Our strawberry plants took 3 years to make a decent crop. Growing strawberries is definitely a labour of love and an act of patience. I was hoping it would be worth it in the long run, but like anything in the garden, you never know how its going to turn out. This year seemed to be a jackpot, so I decided to forgo the annual strawberry picking trip and try our hand at home harvesting our load of freezer jam. Its one of our favorite fishing trip snacks as well as a bedtime snack (PB&J sandwiches) so we go through a lot of it!

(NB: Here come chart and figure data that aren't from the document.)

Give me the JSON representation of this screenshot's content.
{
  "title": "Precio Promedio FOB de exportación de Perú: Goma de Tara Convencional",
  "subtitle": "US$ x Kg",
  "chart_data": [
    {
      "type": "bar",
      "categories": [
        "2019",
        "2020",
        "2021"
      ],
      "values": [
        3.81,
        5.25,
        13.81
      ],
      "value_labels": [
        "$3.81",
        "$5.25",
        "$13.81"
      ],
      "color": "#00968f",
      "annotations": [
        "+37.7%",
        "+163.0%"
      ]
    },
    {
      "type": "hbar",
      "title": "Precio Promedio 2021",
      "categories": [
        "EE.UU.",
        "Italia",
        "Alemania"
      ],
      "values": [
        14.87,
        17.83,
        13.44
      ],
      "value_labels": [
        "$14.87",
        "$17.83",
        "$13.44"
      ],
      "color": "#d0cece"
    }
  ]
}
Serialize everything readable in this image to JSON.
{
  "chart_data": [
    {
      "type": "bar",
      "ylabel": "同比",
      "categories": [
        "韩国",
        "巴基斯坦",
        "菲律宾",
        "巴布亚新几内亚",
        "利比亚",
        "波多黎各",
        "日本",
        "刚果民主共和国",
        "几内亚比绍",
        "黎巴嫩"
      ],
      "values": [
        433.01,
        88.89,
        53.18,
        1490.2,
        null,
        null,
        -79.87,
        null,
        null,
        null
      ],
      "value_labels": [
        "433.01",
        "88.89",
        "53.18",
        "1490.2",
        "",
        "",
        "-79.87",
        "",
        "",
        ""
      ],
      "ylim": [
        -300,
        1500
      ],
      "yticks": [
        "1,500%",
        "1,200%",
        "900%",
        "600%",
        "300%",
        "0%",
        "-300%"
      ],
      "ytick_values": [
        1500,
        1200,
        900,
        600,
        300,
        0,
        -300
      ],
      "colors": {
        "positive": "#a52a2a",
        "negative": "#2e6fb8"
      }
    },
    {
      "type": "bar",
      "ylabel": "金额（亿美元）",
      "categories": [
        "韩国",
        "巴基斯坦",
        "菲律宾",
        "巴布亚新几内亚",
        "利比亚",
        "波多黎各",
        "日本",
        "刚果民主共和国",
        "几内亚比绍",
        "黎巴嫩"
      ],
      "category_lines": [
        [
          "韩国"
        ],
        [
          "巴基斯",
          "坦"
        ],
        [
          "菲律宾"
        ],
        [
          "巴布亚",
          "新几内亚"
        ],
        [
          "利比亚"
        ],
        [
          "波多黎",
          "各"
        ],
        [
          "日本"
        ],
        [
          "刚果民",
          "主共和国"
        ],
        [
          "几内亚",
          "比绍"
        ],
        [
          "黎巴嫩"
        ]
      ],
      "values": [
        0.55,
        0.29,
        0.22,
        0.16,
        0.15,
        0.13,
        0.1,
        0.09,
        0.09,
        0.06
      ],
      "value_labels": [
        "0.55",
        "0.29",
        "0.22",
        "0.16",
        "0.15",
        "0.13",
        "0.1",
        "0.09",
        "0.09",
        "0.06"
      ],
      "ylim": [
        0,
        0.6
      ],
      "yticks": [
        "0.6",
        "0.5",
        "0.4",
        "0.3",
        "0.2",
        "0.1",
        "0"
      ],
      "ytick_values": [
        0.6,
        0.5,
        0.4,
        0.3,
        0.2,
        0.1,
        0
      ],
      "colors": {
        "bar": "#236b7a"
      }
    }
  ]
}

In previous years, we have gone to two different pick your own places in our area. Both were 20 min drive away, so I felt good about not using any fossil fuels to get to our berries for a change. Fruition Berry Farm off of Hwy 15 and Paulridge Berry Farm north of Napanee on Palace rd are both great places. The kids have enjoyed both farms for picking. The one thing I'll say is that Paulridge had a lovely shaded area for the kids to play in...which was a welcome site after a couple of hours in the field under a burning hot sun. Paulridge is typically not open on Sundays...so that's when we opted for Fruition. The best part about Fruition is they have THE best teenagers working there. Helpful, polite and eager...which is a great thing when you have a crazy moment of thinking you can pick berries with a 2 yr old in a stroller...by yourself! (I clearly didn't think that one through) Both places run about $8.50 per big white basket. You can bring your own containers and they weigh them on site. We purchased the big white baskets years ago...for a whole $0.50 a basket. It added a bit to the price of our berries, but we've used them every year AND we use them in our garden too. A good investment indeed!
We picked our first batch and ate most of them, throwing some into pancakes to start. By the second and third pickings, we had enough to make jam.
Crushed berries (1 3/4 cups worth in a liquid measuring cup), 3 cups of white sugar (I cut down the recipe from 4 cups, as our berries were small and super sweet), 2 tbps lemon juice and one packet of Certo. Its the fabulous no cook recipe! Stir the sugar and berries and let stand for 5 minutes. Stir in the rest of the ingredients and let set for 10 min.
Fill plastic containers so that there is about 1 inch left before the lid. Let stand (covered) on a countertop for 24 hrs.
Freeze in the freezer!
That's it! That was all there is to it!!! We ended up with 6 plastic containers in the freezer, 4 strawberry and 2 strawberry rhubarb. Now the next sweet berry will be the raspberry. Blue berries follow shortly after that. We aren't in a good part of Ontario for peaches or cherries...but one can still hope.
I have several strawberry recipes that I want to test out this year, but I may have to resort to local picked berries. Our patch seems to have stopped producing for this year anyway.
I was so excited to plant strawberries 3 years ago, that I had no idea there were types of strawberries. I had no idea there was a variety called the ever-bearing strawberry. Now that I know, I will pass along this piece of advise. RESEARCH before you do anything...as our plants are now so established...it would be a shame to dig them all up now. However, the idea of having strawberries for longer than the month of June is almost to much to bear!
Now all that's left to do in our strawberry patch is to keep on top of the runners, which will continue to try and make new strawberry plants until the fall comes. Its quite a bit of work, but, like I said, its a labour of love.
Are you making any preserves with the sweetness of Ontario summer? Tell me about it!